The indefatigable Peter Murray-Rust explained the problems to us very clearly. He started by outlining an appalling story in today’s Guardian about Ordnance Survey and their very restrictive approach to use of their mapping data, then retold a couple of other well-known stories about scientific publishers being overzealous in protecting their rights. This happens despite the main scientific publishers’ organisations having agreed that data in research articles should wherever possible be made freely accessible to other scholars. In reality this is not happening and would-be text miners cannot gain access to the journal source material they need. Peter stated forcefully that ejournal licences should be amended in order to allow text mining. The team from JISC Collections were sympathetic to his request and agreed it was something that must be worked on.
Peter also mentioned two of his projects – Crystaleye , that trawls for and aggregates crystallographic data from selected journals and TheOREm – a system for creating semantic theses.
Sophia Ananiadou, from the National Centre for Text Mining (NaCTeM ) gave an excellent overview of text mining, and its potential for helping to deal with information overload and information overlook (I like that term). She described a process of information retrieval, entity extraction, mining and pattern-finding, finally visualisation. NaCTeM have built a range of tools and services with strange names like TerMine, KLEIO, MEDIE and FACTA (all available from their website) and are looking forward to applying these to UK PubMedCentral.
Richard Kidd, from the Royal Society of Chemistry, described the impressive Project Prospect that has brought semantic enrichment to the RSC journals. He also referred to the Sciborg project – another Peter Murray-Rust project – that the RSC are collaborating with.
Finally Alastair Dunning, from the JISC Digitisation Prgramme, described how text mining is providing new ways to look at the results of digitisation efforts. His main example concerned English newsbooks from the mid-17th century.
All in all, this mini-conference nicely complemented the Open Knowledge Foundation workshop I blogged about earlier , highlighting the link between open knowledge and new knowledge generation.
Frank –
It is very exciting to think of where text mining and improvements in Journal interactivity are going. In an earlier post of mine I have mentioned my own preference. I hope to expand on that thought in the very near future.

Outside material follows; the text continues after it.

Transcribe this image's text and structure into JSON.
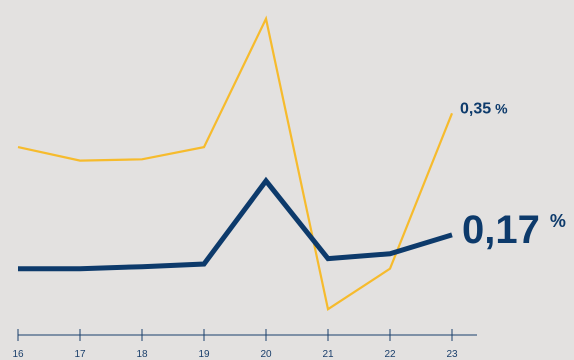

Thank you though for this great post – the links were excellent.
Surely text mining and data mining have been around a long time. It is the process automation that is the new development. A lot of my research involves trawling the literature for data as one of my interets is the representation of physical properties of materials in dimensionless groupings (normalised by physical constants). I spend a lot of time keyword hunting and following reference trees to the original dataset. Of course the real issue is data filtering and not data mining itself.
However, opening up the data and providing tools to identify graphical data representation (and decoding it) will be very useful.
Sophia Ananiadou said that the term “text mining” was coined in 1999. Of course you are right that manual text trawls are nothing new. The process of systematic reviews (e.g. Cochrane) usually involves a good deal of manual searching as well as literature searches.
But I think the computational approach makes text minign something a bit different, partly because you can analyse a huge amount of text that would be infeasible to do without computers. It’s the patter-finding and clustering that is the interesting part for me.